The hip series this summer on American TV is about university sororities.

In promotional ads for the series, female undergraduates expound on the academic achievement of sorority members, their community service and their lifelong support for one another. Then they admit it is really all about the social life.

This is not the image US fraternity and sorority leaders want to see as they struggle to change their reputations as elitist, restrictive, even racist social organisations whose culture of excessive drinking and physical abuse has proved not only controversial but also occasionally fatal.

Already, several universities have taken advantage of public antipathy towards fraternities to throw them off campus. Others have stripped them of their housing privileges or placed tight restrictions on them. But some fraternities have closed because a generation of students serious about studying rather than socialising just isn't interested. Overall, membership in fraternities has fallen by an estimated 30 per cent in the past ten years to about 300,000.

Alarmed fraternities are scrambling to change their image. One, Sigma Phi Epsilon, has begun what it calls the "Balanced Man Project", emphasising academic performance instead of partying and drinking.

Another, Phi Gamma Delta, has started to reward members who maintain a high academic performance with cash scholarships and has imposed a ban on alcohol in all its chapter houses. A third, Alpha Tau Omega, has shut dozens of its chapters because of alcohol or hazing (initiation) incidents under a new zero-tolerance policy.

Such measures follow several highly publicised incidents of excessive drinking and dangerous hazing ceremonies.
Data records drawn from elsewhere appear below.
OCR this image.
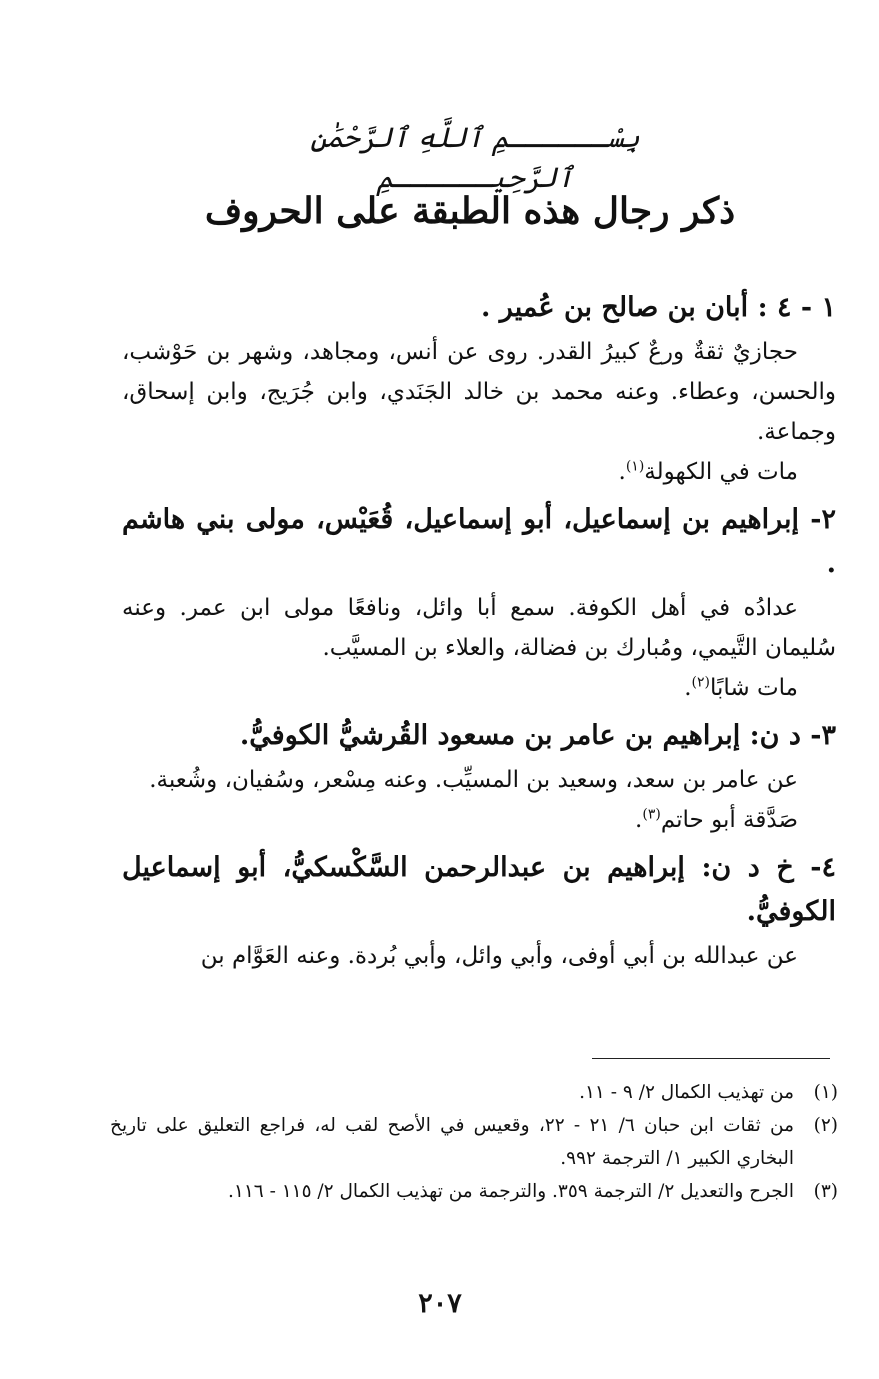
بِسْــــــمِ ٱللَّهِ ٱلرَّحْمَٰنِ ٱلرَّحِيــــــمِ
ذكر رجال هذه الطبقة على الحروف
١ - ٤ : أبان بن صالح بن عُمير .

حجازيٌ ثقةٌ ورعٌ كبيرُ القدر. روى عن أنس، ومجاهد، وشهر بن حَوْشب، والحسن، وعطاء. وعنه محمد بن خالد الجَنَدي، وابن جُرَيج، وابن إسحاق، وجماعة.

مات في الكهولة$^{(١)}$.

٢- إبراهيم بن إسماعيل، أبو إسماعيل، قُعَيْس، مولى بني هاشم .

عدادُه في أهل الكوفة. سمع أبا وائل، ونافعًا مولى ابن عمر. وعنه سُليمان التَّيمي، ومُبارك بن فضالة، والعلاء بن المسيَّب.

مات شابًا$^{(٢)}$.

٣- د ن: إبراهيم بن عامر بن مسعود القُرشيُّ الكوفيُّ.

عن عامر بن سعد، وسعيد بن المسيِّب. وعنه مِسْعر، وسُفيان، وشُعبة.

صَدَّقة أبو حاتم$^{(٣)}$.

٤- خ د ن: إبراهيم بن عبدالرحمن السَّكْسكيُّ، أبو إسماعيل الكوفيُّ.

عن عبدالله بن أبي أوفى، وأبي وائل، وأبي بُردة. وعنه العَوَّام بن

(١)
من تهذيب الكمال ٢/ ٩ - ١١.
(٢)
من ثقات ابن حبان ٦/ ٢١ - ٢٢، وقعيس في الأصح لقب له، فراجع التعليق على تاريخ البخاري الكبير ١/ الترجمة ٩٩٢.
(٣)
الجرح والتعديل ٢/ الترجمة ٣٥٩. والترجمة من تهذيب الكمال ٢/ ١١٥ - ١١٦.
٢٠٧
At the Alpha Epsilon Pi fraternity house at the University of Michigan, for instance, a "pledge" student was shot in his genitals with a pellet gun that was supposed to have been empty.

Several students have died in alcohol-related incidents, including a Michigan student who fell out of her dormitory window after drinking at a fraternity that was supposed to be alcohol-free.

Even as fraternities struggle with hazing and drinking, new controversies have arisen over racism and sexism. At the University of Alabama, there are separate fraternities and sororities for whites and blacks. Not a single black has been admitted to Alabama's mainstream fraternities since its establishment in 1831.

At the University of Mississippi, white members of the Alpha Tau Omega fraternity were photographed at a party wearing blackface and picking cotton. The photographs, which found their way on to the internet, caused a nationwide outcry.

At Dartmouth College in New Hampshire, the university on which the film National Lampoon's Animal House was loosely based, fraternities and sororities organised a "ghetto party". About 400 students and professors responded with a campus protest. Dartmouth's Zeta Psi fraternity distributed newsletters describing members' sexual experiences, complete with the names of the women involved. The fraternity was closed and more than 100 academics demanded that all fraternities and sororities be thrown off the campus.

Many schools have done just that and banned or restricted them. Universities do, however, face one significant hurdle: nostalgic alumni. Some 1,000 Dartmouth alumni complained about proposed changes to the fraternity system, 25 of whom withdrew their financial support.